Political opposition to scientific facts, including vaccination and climate, has the scientific societies concerned. In particular, the American Geophysical Union (63,000 members world-wide) and the American Physical Society (the physicists) are urging their members to reach out to inform the public about science. This is foreign territory for scientists who might rather remain secluded in their laboratories. If scientists venture out into schools and Rotary clubs and make other public appearances, it might appear as an organized political conspiracy. (Other observers have said the scientists had a conspiracy about climate; however Trump said global warming was a Chinese hoax.)
Thus, the scientists go timidly into the public arena, fearing to be viewed as political conspirators, and also fearing what the Atlantic magazine describes as “a presidential administration hostile to climate science (that) also threatens to increase the skepticism that already exists in American political life.” A Gallup poll finds that 65% of Americans blame rising temperatures on human activity, 84% among Democrats and 40% among Republicans.
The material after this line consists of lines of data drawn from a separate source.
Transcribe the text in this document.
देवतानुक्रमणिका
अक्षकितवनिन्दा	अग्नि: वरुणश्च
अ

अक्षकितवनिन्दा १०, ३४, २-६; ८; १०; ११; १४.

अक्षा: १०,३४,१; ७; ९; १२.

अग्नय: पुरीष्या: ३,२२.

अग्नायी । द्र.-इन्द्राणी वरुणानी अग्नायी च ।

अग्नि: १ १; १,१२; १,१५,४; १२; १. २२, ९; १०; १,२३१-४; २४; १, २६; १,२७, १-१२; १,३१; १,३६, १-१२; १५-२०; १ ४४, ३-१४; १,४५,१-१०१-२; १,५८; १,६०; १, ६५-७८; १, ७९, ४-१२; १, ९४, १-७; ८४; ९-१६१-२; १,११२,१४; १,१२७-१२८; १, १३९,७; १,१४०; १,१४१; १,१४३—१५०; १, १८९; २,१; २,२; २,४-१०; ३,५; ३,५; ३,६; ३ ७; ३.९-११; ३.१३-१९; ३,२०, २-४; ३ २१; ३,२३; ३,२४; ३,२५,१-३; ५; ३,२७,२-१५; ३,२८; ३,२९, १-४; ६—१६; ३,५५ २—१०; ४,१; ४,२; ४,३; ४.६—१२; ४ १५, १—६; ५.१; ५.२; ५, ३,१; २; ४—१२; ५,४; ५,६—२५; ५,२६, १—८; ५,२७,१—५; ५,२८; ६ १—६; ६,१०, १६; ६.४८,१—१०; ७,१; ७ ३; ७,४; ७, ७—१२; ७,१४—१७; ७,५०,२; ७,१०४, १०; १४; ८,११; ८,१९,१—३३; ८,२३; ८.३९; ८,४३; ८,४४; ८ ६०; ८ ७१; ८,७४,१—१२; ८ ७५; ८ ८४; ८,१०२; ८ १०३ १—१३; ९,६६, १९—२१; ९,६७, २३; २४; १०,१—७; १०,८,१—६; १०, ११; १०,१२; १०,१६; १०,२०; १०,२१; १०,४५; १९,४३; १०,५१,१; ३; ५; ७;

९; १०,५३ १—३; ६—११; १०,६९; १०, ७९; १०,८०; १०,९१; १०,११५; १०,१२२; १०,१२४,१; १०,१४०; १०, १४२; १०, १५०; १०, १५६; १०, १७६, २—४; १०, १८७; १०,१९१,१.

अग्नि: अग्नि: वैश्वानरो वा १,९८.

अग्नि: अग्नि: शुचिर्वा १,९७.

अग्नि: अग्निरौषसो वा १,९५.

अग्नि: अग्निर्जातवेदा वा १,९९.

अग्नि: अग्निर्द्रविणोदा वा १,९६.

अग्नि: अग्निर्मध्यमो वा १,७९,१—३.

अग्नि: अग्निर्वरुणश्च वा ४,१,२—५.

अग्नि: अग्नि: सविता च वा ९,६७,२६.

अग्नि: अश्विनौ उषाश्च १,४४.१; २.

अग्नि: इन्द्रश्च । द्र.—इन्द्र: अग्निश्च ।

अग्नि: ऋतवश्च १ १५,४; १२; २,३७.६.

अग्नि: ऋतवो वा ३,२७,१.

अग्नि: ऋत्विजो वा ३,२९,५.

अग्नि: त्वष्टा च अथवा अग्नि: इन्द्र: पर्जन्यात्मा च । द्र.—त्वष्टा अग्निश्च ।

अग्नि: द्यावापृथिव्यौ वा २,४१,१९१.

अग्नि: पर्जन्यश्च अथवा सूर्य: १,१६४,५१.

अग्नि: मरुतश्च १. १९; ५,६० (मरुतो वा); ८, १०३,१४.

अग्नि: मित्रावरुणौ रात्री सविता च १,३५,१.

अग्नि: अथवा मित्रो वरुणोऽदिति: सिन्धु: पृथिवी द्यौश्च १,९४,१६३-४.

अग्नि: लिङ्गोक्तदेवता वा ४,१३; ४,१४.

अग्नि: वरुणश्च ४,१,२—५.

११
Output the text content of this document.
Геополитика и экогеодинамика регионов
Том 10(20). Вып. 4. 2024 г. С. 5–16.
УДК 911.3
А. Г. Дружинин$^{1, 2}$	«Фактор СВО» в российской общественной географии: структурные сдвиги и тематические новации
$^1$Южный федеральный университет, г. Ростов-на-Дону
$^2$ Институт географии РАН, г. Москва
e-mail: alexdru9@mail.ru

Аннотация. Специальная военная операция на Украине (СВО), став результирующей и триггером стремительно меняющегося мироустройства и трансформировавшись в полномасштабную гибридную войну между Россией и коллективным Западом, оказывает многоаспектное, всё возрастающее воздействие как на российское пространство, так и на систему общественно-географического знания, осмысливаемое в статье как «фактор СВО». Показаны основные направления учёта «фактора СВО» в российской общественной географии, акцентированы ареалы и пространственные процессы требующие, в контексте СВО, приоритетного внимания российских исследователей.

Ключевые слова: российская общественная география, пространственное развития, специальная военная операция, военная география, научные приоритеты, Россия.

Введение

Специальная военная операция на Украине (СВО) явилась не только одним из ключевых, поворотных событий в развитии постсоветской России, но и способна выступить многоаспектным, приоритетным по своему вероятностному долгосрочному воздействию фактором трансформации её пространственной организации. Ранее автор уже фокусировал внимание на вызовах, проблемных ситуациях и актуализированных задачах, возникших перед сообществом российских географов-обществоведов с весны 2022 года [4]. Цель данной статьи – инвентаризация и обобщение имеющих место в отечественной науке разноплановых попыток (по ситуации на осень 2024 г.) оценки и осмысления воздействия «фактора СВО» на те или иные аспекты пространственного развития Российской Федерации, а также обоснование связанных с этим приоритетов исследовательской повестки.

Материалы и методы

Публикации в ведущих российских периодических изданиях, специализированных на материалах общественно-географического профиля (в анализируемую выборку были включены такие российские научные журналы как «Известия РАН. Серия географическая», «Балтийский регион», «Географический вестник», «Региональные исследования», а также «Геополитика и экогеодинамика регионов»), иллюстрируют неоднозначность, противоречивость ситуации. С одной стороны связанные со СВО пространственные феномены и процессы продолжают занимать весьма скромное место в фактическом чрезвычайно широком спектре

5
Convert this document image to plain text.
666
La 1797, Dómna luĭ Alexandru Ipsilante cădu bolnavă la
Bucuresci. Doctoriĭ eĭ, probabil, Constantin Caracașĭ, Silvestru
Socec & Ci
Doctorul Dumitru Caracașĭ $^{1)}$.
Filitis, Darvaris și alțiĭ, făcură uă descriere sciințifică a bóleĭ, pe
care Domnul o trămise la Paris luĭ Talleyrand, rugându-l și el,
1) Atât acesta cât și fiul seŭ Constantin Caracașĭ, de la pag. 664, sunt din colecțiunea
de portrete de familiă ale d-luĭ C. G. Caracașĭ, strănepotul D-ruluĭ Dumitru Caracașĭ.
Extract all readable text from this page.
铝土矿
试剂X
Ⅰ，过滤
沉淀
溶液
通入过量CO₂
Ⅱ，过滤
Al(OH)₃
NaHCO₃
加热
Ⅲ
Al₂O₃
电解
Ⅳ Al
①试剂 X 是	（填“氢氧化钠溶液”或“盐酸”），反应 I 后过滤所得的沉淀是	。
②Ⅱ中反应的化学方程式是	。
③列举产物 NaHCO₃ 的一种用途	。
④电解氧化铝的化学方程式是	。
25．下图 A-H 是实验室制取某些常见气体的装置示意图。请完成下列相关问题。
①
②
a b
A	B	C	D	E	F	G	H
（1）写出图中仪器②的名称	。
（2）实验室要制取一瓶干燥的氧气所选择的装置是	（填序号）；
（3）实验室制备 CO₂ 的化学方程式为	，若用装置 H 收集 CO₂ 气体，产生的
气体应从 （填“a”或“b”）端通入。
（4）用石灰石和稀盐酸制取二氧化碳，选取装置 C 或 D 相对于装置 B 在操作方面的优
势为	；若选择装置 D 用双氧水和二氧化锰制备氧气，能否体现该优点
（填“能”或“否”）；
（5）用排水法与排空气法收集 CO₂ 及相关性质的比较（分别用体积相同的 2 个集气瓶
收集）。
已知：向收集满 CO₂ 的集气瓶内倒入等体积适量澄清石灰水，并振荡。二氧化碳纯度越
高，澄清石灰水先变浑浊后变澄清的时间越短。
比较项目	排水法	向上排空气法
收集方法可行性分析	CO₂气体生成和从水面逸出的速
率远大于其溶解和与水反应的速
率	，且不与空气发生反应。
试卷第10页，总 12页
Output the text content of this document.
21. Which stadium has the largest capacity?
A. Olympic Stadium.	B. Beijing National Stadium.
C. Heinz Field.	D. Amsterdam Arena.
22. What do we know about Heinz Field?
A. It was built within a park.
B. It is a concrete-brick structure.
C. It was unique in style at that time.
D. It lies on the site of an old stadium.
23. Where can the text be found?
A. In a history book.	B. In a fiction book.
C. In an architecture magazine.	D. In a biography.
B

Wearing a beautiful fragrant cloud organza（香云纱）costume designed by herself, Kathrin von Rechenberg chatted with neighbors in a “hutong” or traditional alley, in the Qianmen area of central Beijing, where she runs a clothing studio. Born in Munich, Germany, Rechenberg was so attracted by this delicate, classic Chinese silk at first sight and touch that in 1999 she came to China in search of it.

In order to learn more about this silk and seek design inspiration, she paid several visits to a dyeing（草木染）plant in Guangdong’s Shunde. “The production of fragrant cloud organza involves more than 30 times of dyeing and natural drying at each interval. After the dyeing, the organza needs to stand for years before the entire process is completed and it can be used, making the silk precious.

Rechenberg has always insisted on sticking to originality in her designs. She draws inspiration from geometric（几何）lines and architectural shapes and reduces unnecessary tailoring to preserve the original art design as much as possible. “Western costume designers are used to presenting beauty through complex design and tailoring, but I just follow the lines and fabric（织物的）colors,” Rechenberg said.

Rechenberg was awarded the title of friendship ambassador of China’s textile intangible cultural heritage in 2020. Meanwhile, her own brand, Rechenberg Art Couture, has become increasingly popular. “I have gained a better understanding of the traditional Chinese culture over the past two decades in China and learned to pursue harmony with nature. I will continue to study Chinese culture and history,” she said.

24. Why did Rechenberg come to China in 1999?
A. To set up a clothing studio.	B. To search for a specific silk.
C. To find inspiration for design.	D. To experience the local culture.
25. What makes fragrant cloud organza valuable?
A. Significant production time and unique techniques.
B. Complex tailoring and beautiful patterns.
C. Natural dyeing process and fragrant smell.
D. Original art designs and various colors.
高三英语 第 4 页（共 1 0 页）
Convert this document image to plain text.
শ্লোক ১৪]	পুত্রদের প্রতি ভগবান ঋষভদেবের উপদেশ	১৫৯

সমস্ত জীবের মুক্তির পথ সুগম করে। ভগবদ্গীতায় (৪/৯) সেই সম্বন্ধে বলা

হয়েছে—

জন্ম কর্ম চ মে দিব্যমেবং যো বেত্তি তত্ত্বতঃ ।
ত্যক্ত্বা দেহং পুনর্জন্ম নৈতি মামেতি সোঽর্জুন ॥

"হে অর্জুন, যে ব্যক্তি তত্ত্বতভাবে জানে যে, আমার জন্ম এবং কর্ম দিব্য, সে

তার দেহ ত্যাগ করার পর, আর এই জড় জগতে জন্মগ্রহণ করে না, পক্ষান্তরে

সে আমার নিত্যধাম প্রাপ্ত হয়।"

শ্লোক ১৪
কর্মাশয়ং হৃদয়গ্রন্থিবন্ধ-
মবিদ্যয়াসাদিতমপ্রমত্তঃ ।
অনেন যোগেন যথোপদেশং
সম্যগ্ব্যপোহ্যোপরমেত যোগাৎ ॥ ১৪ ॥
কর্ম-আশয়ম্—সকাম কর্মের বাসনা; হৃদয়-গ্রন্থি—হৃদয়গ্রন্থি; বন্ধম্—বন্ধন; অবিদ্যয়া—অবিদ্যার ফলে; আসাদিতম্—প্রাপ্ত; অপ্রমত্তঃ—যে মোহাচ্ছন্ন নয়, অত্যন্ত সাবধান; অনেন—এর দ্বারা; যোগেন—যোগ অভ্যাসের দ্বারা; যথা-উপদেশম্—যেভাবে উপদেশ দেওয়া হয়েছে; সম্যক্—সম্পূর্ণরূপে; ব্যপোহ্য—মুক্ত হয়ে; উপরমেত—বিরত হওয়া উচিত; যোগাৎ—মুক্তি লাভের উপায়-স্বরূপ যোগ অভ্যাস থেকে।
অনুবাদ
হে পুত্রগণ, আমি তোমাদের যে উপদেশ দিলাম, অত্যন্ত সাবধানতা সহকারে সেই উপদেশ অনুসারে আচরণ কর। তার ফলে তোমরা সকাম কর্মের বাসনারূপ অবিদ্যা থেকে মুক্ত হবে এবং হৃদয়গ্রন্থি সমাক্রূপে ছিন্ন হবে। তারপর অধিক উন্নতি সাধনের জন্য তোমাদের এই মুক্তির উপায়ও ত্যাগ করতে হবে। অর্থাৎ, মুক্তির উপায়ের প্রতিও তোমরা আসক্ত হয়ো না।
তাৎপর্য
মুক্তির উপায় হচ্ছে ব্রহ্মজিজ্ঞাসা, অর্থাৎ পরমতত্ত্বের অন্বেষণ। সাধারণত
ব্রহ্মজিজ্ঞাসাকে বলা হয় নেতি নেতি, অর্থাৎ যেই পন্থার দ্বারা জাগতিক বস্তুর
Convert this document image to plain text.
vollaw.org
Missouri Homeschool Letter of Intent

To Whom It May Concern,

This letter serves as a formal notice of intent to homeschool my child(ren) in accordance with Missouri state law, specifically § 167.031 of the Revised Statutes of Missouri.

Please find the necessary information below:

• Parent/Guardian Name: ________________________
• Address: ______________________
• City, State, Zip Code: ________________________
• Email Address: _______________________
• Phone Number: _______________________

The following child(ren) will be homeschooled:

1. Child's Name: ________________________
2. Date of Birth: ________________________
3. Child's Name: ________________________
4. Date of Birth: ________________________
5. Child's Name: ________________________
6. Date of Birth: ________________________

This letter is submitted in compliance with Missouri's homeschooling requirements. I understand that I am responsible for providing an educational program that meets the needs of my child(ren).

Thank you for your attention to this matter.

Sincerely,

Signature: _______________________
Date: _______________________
Thus, if scientists develop any significant public presence, even if they talk only about science as I talked about frost above, they will be seen as political. Climate is the biggest science topic of today, and it is also a political dividing line. The dividing line has become more than political–it’s social, it’s cultural. The division is between citizens, not scientists. Scientists are in agreement, but scientists have no power. There is no science party. And only one scientist in Congress.
What’s a citizen to do?
First, enjoy the frost if you have any.
Second, think about what drives the current renunciation of science in American politics. Our American mythos is based on an assumption that market freedom as synonymous with personal freedom. That’s one of those gaps between our ideals and factual reality. The market has no place for good things we share in common—for roads, for sewers, for the air we breathe, for the climate of the earth. President Reagan’s science advisor once said, “There is no energy problem that can’t be solved by the marketplace.” That political doctrine ignores the shared problems of pollution and limited resources.
The best thing the citizen can do is to examine the facts and avoid being enmeshed in the current “politics of resentment.”**
** Politics of Resentment. Several studious books bear these words in the title, books that examine cultures of people who feel left out by their political leadership. Various authors are Katherine Cramer, Philip Resnick, Jeremy Engels, and Hans-Georg Betz. Although based on one state, Cramer’s work might well apply to the entire U.S.